Temat: Marka - Bar Mleczny

Jarek Żeliński:

mają, bo dobrze jest wiedzieć o czym się mówi...

Jarku, z punktu widzenia oceny efektywności ekonomicznej danego przedsięwzięcia, nie ma najmniejszego znaczenia, czy i z iloma bezdomnymi się kumplujemy. Więcej nawet. Brak takiego kumplowania pozwala na podejście do tematu bez emocji i zachowanie obiektywnego spojrzenia.

Czy to że, Bar Mleczny w jakimś % pomaga wyżywić bezdomnych to ma być koronny argument? A środki publiczne to taka skarbonka bez dna, z której można na wszystko ciągle wypłacać?

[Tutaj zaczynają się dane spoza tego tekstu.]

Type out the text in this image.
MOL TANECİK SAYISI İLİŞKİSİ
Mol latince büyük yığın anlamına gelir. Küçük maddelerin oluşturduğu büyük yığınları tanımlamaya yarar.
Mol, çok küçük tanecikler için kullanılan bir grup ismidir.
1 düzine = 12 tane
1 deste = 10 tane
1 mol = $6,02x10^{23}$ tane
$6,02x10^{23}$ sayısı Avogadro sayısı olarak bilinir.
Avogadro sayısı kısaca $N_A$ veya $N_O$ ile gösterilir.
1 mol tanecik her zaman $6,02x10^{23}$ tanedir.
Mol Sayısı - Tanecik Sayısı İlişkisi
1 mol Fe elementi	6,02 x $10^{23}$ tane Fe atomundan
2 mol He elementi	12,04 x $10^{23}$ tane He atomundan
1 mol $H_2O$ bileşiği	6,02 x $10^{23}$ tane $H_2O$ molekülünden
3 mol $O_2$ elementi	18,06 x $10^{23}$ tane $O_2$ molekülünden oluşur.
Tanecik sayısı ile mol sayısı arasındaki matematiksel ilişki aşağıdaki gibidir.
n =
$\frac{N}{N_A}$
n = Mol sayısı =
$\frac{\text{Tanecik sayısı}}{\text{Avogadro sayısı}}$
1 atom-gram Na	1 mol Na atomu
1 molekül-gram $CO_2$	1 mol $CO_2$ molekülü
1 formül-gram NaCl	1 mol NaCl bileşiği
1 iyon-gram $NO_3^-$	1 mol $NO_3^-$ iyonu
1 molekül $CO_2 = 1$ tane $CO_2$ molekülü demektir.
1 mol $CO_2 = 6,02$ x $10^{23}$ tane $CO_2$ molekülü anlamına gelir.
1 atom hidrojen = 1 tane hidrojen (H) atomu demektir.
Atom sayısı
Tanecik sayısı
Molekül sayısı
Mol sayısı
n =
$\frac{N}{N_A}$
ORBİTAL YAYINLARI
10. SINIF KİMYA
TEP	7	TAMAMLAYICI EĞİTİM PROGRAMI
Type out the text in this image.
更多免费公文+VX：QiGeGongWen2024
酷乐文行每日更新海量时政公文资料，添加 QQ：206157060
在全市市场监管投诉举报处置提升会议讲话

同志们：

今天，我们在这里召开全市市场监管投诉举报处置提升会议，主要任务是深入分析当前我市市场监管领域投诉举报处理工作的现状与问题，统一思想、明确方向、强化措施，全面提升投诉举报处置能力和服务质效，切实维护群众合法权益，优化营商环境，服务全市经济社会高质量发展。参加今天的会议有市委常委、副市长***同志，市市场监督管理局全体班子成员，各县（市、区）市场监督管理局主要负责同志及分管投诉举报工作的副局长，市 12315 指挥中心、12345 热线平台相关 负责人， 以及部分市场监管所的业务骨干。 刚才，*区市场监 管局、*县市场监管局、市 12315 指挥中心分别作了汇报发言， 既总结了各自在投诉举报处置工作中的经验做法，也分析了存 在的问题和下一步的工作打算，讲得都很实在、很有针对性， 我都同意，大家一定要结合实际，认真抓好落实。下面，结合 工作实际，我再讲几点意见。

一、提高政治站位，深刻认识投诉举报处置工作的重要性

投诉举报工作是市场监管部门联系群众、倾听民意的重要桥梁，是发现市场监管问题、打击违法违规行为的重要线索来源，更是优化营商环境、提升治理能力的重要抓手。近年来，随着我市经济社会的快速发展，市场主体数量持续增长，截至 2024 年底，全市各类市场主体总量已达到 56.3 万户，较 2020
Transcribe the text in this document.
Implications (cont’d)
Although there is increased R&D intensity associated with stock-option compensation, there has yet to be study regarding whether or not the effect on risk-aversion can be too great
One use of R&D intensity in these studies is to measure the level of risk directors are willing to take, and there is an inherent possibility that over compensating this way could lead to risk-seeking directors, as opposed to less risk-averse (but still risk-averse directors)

Tak z ciekawości zapytam, bo w końcu kumplujesz się z bezdomnymi. Ilu z tych bezdomnych korzysta z noclegowni, gdzie trzeba się wykąpąć i denatu chlać nie można, a ilu woli centralny gdzie hulaj dusza diabła nie ma? Ilu z tych bezdomnych bierze bezpłatne zupki, nie wykonując w zamian ŻADNEJ pracy? Masz jakieś dane na ten temat?

Chcesz pomóc bezdomnym to stwórz ośrodek, gdzie będa mieli dach nad głową i wyżywienie, ale będą MUSIELI coś robić w zamian. Ciekaw jestem ilu amatorów bezpłatnych zupek się na to zdecyduje :).